Akuntansi ijarah  Akad ijarah (IMBT) adalah perjanjian sewa menyewa suatu barang yang diakhiri dengan perpindahan kepemilikan barang dari pihak yang memberikan sewa kepada pihak penyewa.

  1. Pengakuan

  1. Akuntansi pemilik (Mu’jir)

  • Objek ijarah diakui sebesar harga perolehan.

  • Pendapatan sewa selama masa akad diakui pada saat asset di serahkan.

  • Pengakuan perbaikan objek ijarah, pada saat biaya perbaikan tidak rutin diakui pada saat terjadinya objek ijarah dan pada biaya rutin diakui sebagai beban pada saat terjadinya.

  1. Akuntansi penyewa (Musta’jir)

  • Beban sewa diakui selama masa akad pada saat manfaat atas asset yang

  • diterima.

  • Biaya pemeliharaan ditanggung penyewa dan diakui sebagai beban pada

  • saat terjadinya.

  • Keuntungan maupun kerugian penjualan tidak dapat diakui sebagai pengurang atau penambah beban ijarah.

  1. Pengukuran

  • Piutang pendapatan sewa diukur sebesar nilai yang dapat direalisasi pada periode akhir pelaporan.

  • Utang sewa diakui sejumlah yang harus dibayar atas kegunaan yang telah di terima.

DAFTAR PUSTAKA


Harahap, Sofyan Safri. (2003). Teori Akuntansi. Edisi Kelima, PT. Raspindo, Jakarta.

Hariyani, Diyah Santi. (2016). Pengantar Akuntansi 1 (Teori & Praktik). Aditya Media Publishing, Malang.

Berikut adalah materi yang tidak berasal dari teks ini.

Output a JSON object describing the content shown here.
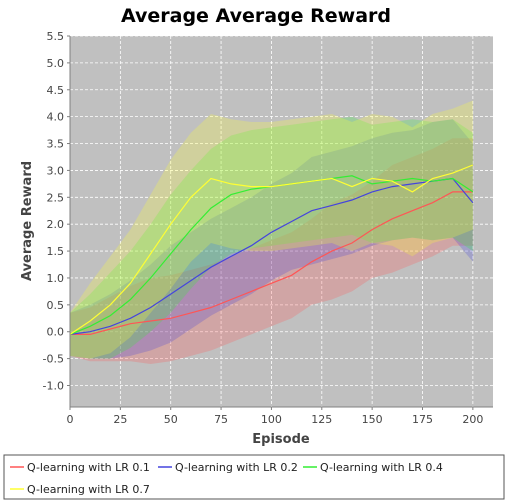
{
  "chart_data": {
    "type": "line",
    "title": "Average Average Reward",
    "xlabel": "Episode",
    "ylabel": "Average Reward",
    "xlim": [
      0,
      210
    ],
    "ylim": [
      -1.4,
      5.5
    ],
    "xticks": [
      0,
      25,
      50,
      75,
      100,
      125,
      150,
      175,
      200
    ],
    "yticks": [
      -1.0,
      -0.5,
      0.0,
      0.5,
      1.0,
      1.5,
      2.0,
      2.5,
      3.0,
      3.5,
      4.0,
      4.5,
      5.0,
      5.5
    ],
    "x_tick_labels": [
      "0",
      "25",
      "50",
      "75",
      "100",
      "125",
      "150",
      "175",
      "200"
    ],
    "y_tick_labels": [
      "-1.0",
      "-0.5",
      "0.0",
      "0.5",
      "1.0",
      "1.5",
      "2.0",
      "2.5",
      "3.0",
      "3.5",
      "4.0",
      "4.5",
      "5.0",
      "5.5"
    ],
    "grid": true,
    "background_color": "#c0c0c0",
    "legend_position": "bottom",
    "x": [
      0,
      10,
      20,
      30,
      40,
      50,
      60,
      70,
      80,
      90,
      100,
      110,
      120,
      130,
      140,
      150,
      160,
      170,
      180,
      190,
      200
    ],
    "series": [
      {
        "name": "Q-learning with LR 0.1",
        "color": "#ff5555",
        "values": [
          -0.05,
          -0.05,
          0.05,
          0.15,
          0.2,
          0.25,
          0.35,
          0.45,
          0.6,
          0.75,
          0.9,
          1.05,
          1.3,
          1.5,
          1.65,
          1.9,
          2.1,
          2.25,
          2.4,
          2.6,
          2.6
        ],
        "band": [
          0.4,
          0.5,
          0.6,
          0.7,
          0.8,
          0.8,
          0.8,
          0.8,
          0.8,
          0.8,
          0.8,
          0.8,
          0.8,
          0.9,
          0.9,
          0.9,
          1.0,
          1.0,
          1.0,
          1.0,
          1.0
        ]
      },
      {
        "name": "Q-learning with LR 0.2",
        "color": "#4444dd",
        "values": [
          -0.05,
          0.0,
          0.1,
          0.25,
          0.45,
          0.7,
          0.95,
          1.2,
          1.4,
          1.6,
          1.85,
          2.05,
          2.25,
          2.35,
          2.45,
          2.6,
          2.7,
          2.75,
          2.8,
          2.85,
          2.4
        ],
        "band": [
          0.4,
          0.5,
          0.6,
          0.7,
          0.8,
          0.9,
          0.9,
          0.9,
          0.9,
          0.9,
          0.9,
          0.9,
          1.0,
          1.0,
          1.0,
          1.0,
          1.0,
          1.0,
          1.1,
          1.1,
          1.1
        ]
      },
      {
        "name": "Q-learning with LR 0.4",
        "color": "#33ee33",
        "values": [
          -0.05,
          0.1,
          0.3,
          0.6,
          1.0,
          1.45,
          1.9,
          2.3,
          2.55,
          2.65,
          2.7,
          2.75,
          2.8,
          2.85,
          2.9,
          2.75,
          2.8,
          2.85,
          2.8,
          2.85,
          2.6
        ],
        "band": [
          0.4,
          0.6,
          0.8,
          0.9,
          1.0,
          1.1,
          1.1,
          1.1,
          1.1,
          1.1,
          1.1,
          1.1,
          1.1,
          1.1,
          1.1,
          1.1,
          1.1,
          1.1,
          1.1,
          1.1,
          1.1
        ]
      },
      {
        "name": "Q-learning with LR 0.7",
        "color": "#ffff33",
        "values": [
          -0.05,
          0.2,
          0.5,
          0.9,
          1.45,
          2.0,
          2.5,
          2.85,
          2.75,
          2.7,
          2.7,
          2.75,
          2.8,
          2.85,
          2.7,
          2.85,
          2.8,
          2.6,
          2.85,
          2.95,
          3.1
        ],
        "band": [
          0.4,
          0.7,
          0.9,
          1.0,
          1.1,
          1.2,
          1.2,
          1.2,
          1.2,
          1.2,
          1.2,
          1.2,
          1.2,
          1.2,
          1.2,
          1.2,
          1.2,
          1.2,
          1.2,
          1.2,
          1.2
        ]
      }
    ]
  },
  "legend": {
    "items": [
      {
        "label": "Q-learning with LR 0.1",
        "color": "#ff5555"
      },
      {
        "label": "Q-learning with LR 0.2",
        "color": "#4444dd"
      },
      {
        "label": "Q-learning with LR 0.4",
        "color": "#33ee33"
      },
      {
        "label": "Q-learning with LR 0.7",
        "color": "#ffff33"
      }
    ]
  }
}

Hariyati, Tri Retno. (----). Teori Pengakuan dan Pengukuran Akuntansi Syariah Versus Akuntansi Umum. (Online). Diakses: https://ejournal.uin-malang.ac.id/index.php/el-muhasaba/article/download/2359/pdf 

Horngren, Charles T. dan Walter T. Harrison Jr. (2007). Akuntansi Jilid Satu. Edisi Tujuh. Erlangga, Jakarta.

Ikatan Akuntan Indonesia. (2007). Kerangka Dasar Penyusunan dan Penyajian Laporan Keuangan Syariah (KDPPLKS). Graha Akuntan, Jakarta 

Muhammad. (2002). Pengantar Akuntansi Syariah. Edisi Pertama. Salemba Empat, Jakarta.